EXPERIENCES AND NEEDS OF PARENTS CARING FOR CHILDREN WITH CEREBRAL PALSY : A META-SYNTHESIS

Abstract

Background Cerebral palsy (CP) is the most common neuro-muscular condition amongst paediatric patients that affects posture and movement. The disease burden of this condition is well documented to heavily fall in the hands of caregivers. This results in difficulties and stress that could inadvertently lead to the standard of care of these children being compromised and quality of life of individuals in the household to be negatively affected. It is thus imperative that healthcare professionals address the needs of both the child with CP and their parental units. Considering the centrality and gravity of the parents’ role in the child’s developmental trajectory, there is a clear need to better understand their experiences and needs. Existing literature reveals ample evidence, compiled quantitatively. However, no qualitative synthesis on this topic has been performed till date.
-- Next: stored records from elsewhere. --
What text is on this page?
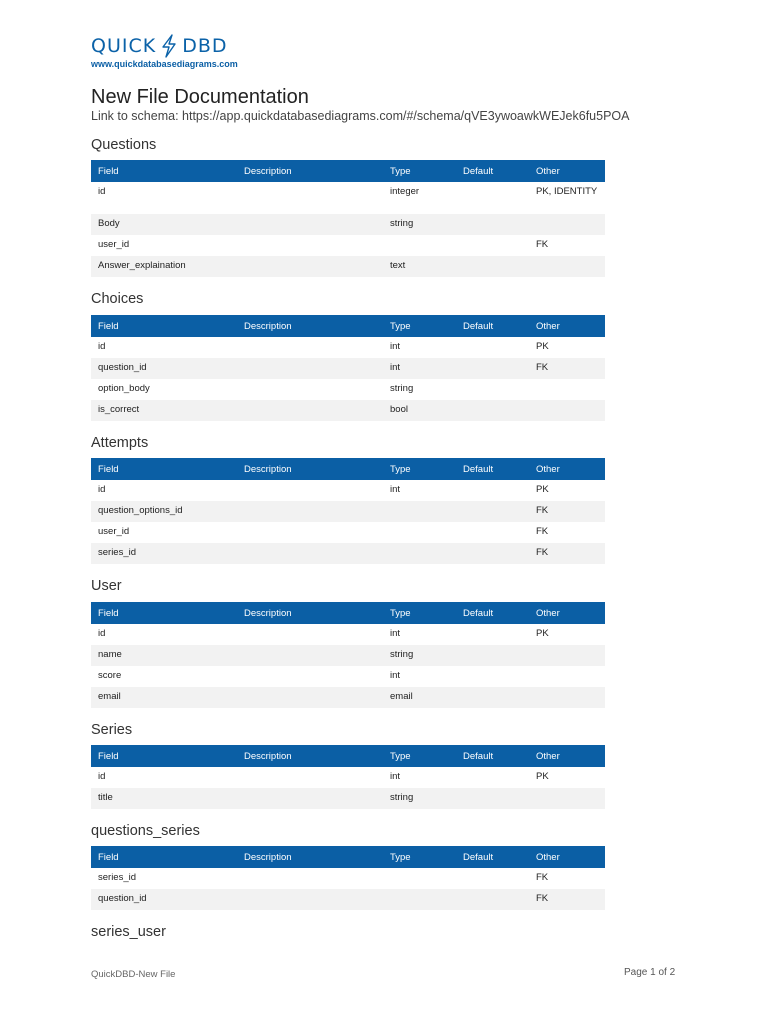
QUICK DBD
www.quickdatabasediagrams.com
New File Documentation
Link to schema: https://app.quickdatabasediagrams.com/#/schema/qVE3ywoawkWEJek6fu5POA
Questions
Field	Description	Type	Default	Other
id		integer		PK, IDENTITY
Body		string		
user_id				FK
Answer_explaination		text		
Choices
Field	Description	Type	Default	Other
id		int		PK
question_id		int		FK
option_body		string		
is_correct		bool		
Attempts
Field	Description	Type	Default	Other
id		int		PK
question_options_id				FK
user_id				FK
series_id				FK
User
Field	Description	Type	Default	Other
id		int		PK
name		string		
score		int		
email		email		
Series
Field	Description	Type	Default	Other
id		int		PK
title		string		
questions_series
Field	Description	Type	Default	Other
series_id				FK
question_id				FK
series_user
QuickDBD-New File	Page 1 of 2
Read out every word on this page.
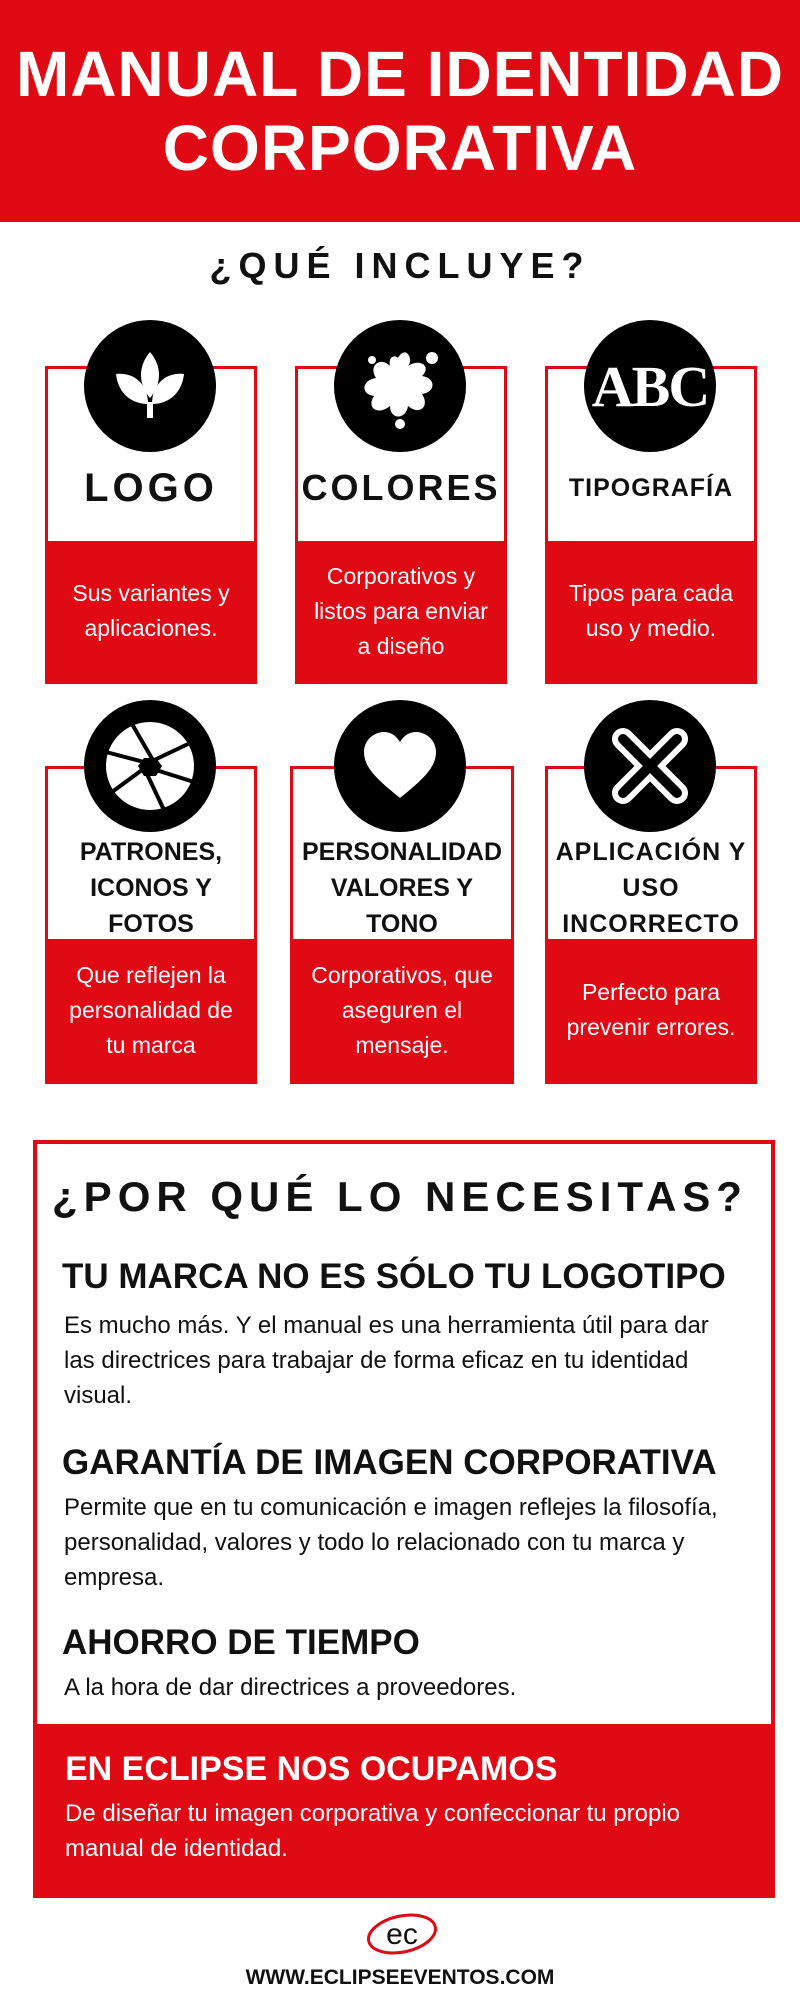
MANUAL DE IDENTIDAD
CORPORATIVA
¿QUÉ INCLUYE?
LOGO
Sus variantes y aplicaciones.
COLORES
Corporativos y listos para enviar a diseño
TIPOGRAFÍA
Tipos para cada uso y medio.
ABC
PATRONES, ICONOS Y FOTOS
Que reflejen la personalidad de tu marca
PERSONALIDAD VALORES Y TONO
Corporativos, que aseguren el mensaje.
APLICACIÓN Y USO INCORRECTO
Perfecto para prevenir errores.
¿POR QUÉ LO NECESITAS?
TU MARCA NO ES SÓLO TU LOGOTIPO
Es mucho más. Y el manual es una herramienta útil para dar las directrices para trabajar de forma eficaz en tu identidad visual.
GARANTÍA DE IMAGEN CORPORATIVA
Permite que en tu comunicación e imagen reflejes la filosofía, personalidad, valores y todo lo relacionado con tu marca y empresa.
AHORRO DE TIEMPO
A la hora de dar directrices a proveedores.
EN ECLIPSE NOS OCUPAMOS
De diseñar tu imagen corporativa y confeccionar tu propio manual de identidad.
ec
WWW.ECLIPSEEVENTOS.COM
Objective To conduct an in-depth synthesis of the experiences and needs of parents who are caring/have cared for children with CP within the paediatric population. Design A systematic review of qualitative studies and meta-synthesis will be conducted. Method A comprehensive search of English language studies was carried out in six electronic databases (PubMed, PsycINFO, CINAHL, Scopus, EmBASE, ProQuest) from their respective dates of inception until the period of access. CASP will be used to assess the quality Significance of study Findings of this review contribute insight into the true experiences and needs of parents caring for children with CP and aide clinicians in developing family-unit centred care pathways for these patients.